Q&A with Pandemic game designer Matt Leacock

Published 2:30 am Thursday, May 14, 2020

Who: Matt Leacock is the Sunnyvale, California-based creator of the board game Pandemic, an award-winning cooperative game released in 2008 in which two to four players work together to deal with a global medical disaster. Sound familiar?

In 2014, after he had a few published games under his belt, Leacock left his day job and began designing board games full time — work that includes several stand-alone spin-off Pandemic games, including Pandemic: The Cure, Pandemic: State of Emergency and Pandemic: Reign of Cthulu (really). You can read Leacock’s blog and learn more about his award-winning games at leacock.com.

Q: Have you heard from many journalists since the (coronavirus) outbreak started here?

A: Yeah, around the country and around the world, actually.

Q: How did you get into designing board games?

A: Sure. Yeah, I’ve been designing and fiddling and playing games since I was a little kid, actually. My dream was always to get just a single game published. It happened with Pandemic and gradually became my career.

Q: Is it a difficult profession to break into?

A: Oh yeah, it’s extremely difficult. I think it’s sort of like trying to become a writer or a poet; it’s something you do on the side because it’s hard to pay the bills as a game designer, but I do feel like I just kind of stumbled into something and got kind of lucky, so I’ve been able to continue.

Q: What led you to design Pandemic in the first place?

A: I had played a cooperative game in 2000 with my wife, and really enjoyed it. I didn’t think cooperative games could be fun (laughs). I thought they were like learning exercises for kids to teach them how to share, or something like that. But I played one and really, really enjoyed it. It was in stark contrast to … really competitive games that I’d played with family. I thought, “Well, this would be a fun challenge to design a cooperative game. And pandemics were very much in the news back then. This was 2004, and SARS had come through a few years prior, and it just seemed like the perfect antagonist for the players to face. … It took me about three years to design, 2004 to 2007. It was released in 2008, and we did a 10-year anniversary edition in 2018.

Q: You’ve obviously created several (Pandemic) spin-offs. What led to those? I’m curious about how you branched into the other games.

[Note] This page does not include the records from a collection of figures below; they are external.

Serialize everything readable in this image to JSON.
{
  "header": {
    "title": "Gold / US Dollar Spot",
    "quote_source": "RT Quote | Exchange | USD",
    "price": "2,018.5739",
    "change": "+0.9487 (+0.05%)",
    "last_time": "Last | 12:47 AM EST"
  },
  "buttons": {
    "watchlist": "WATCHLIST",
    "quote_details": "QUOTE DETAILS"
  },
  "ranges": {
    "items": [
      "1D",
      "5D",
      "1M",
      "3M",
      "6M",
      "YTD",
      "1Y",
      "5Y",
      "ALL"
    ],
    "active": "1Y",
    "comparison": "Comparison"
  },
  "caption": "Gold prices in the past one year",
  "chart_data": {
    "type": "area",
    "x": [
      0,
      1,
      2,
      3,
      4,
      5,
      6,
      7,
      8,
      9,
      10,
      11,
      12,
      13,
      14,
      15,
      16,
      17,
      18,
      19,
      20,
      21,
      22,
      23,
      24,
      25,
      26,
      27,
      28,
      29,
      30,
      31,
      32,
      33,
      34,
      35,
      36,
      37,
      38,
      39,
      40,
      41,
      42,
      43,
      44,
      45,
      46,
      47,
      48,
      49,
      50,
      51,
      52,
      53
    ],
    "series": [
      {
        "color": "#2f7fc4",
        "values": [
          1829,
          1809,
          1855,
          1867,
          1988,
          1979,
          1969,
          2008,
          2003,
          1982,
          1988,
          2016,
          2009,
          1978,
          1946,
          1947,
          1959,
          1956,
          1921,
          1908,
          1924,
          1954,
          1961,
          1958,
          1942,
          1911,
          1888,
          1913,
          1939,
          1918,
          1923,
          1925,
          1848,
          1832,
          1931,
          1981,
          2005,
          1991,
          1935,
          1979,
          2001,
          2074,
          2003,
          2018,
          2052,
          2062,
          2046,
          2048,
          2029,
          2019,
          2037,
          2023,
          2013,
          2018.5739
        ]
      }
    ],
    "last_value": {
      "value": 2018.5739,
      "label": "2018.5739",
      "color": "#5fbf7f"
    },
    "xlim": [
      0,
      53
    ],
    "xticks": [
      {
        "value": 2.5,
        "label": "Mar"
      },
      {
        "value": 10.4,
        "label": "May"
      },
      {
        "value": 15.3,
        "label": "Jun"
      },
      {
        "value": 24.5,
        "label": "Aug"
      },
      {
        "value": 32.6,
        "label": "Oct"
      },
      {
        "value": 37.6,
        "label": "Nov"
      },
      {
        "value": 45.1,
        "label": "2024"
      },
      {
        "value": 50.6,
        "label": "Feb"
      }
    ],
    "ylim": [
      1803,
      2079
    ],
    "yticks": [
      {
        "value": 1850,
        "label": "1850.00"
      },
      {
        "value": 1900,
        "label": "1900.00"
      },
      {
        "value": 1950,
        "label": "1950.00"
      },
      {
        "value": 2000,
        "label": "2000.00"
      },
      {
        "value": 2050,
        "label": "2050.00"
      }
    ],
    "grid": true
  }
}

A: Well, there’s a lot of demand for an expansion. The game came out and was a big of a sleeper hit and started to take off, and people wanted more, so I teamed up with a local designer, Tom Lehmann, and we did the first set of expansions. And it just kind of continued to grow. The publisher’s very keen on supplying other games, and I enjoyed it, so I kept at it. I think there’s, like, eight stand-alone games now.

Q: Have sales of these games gone up since people have gone into quarantine?

A: I’ve seen that it’s very much been in the news, and I’ve heard anecdotal reports of people playing them and them selling out. I don’t have any real hard numbers. I think recently sales have picked up. It’s just something that naturally happens when it’s in the news cycle so much.

Q: Which of the games would you say best predicted or reflect what’s going on now? … Like does any of the games seem to best-predict how things are actually playing out in real life?

A: Not really. I mean, they’re not really intended to be simulations. You run around as sort of a heroic team doing things that heroes do (laughs). I think a lot of people in the medical community enjoy playing it because it shows them as the protagonists, but it’s not really a simulation. You do get to see disease spread around the world, which is scary, but more than anything it just provides a context for people to work together against a common foe.

Q: Having designed the Pandemic games, did you feel a little better prepared for (the coronavirus)? I mean, obviously you must have researched pandemics.

A: (Laughs) I’ve got to say, not at all. I read about them a bit when I was first working on the game. I’ve been working on it for so long now, you naturally are drawn to stories in the news about the topic, but honestly, it’s always been something in my mind that would happen somewhere else at some other time, and now that it’s actually happened, it’s very disorienting, and very real, and I don’t feel like the reading really prepared me for it.

Q: What are you hearing from players or new fans? Do you communicate much with them?

A: Yeah. It kind of breaks down into two camps. There’s some people that just don’t want anything to do with the game because they get it full time in the news. They’re living it. You know, “Why would I want to play a game about it?” And I totally get that. But there are a lot of other people who are enjoying playing it in quarantine, because it gives them an excuse to get together with their family. But also, I think it kind of sets the stage — games can act as ways to process the world. For some people they actually feel like it gives them a sense of power over what’s going on.

Q: Do you feel like folks in the government or at the Centers for Disease Control & Prevention might handle the pandemic better if they were familiar with the games and had played them before?

A: I gotta wonder. I mean, I think I chose the theme as something that clearly people would need to work together in order to beat this thing that’s bigger than any of us. It’s really about cooperating and communicating and coordinating to overcome something greater, and not a zero sum, competitive game. And yet I do see a lot of the responses are not in that spirit, and that’s discouraging.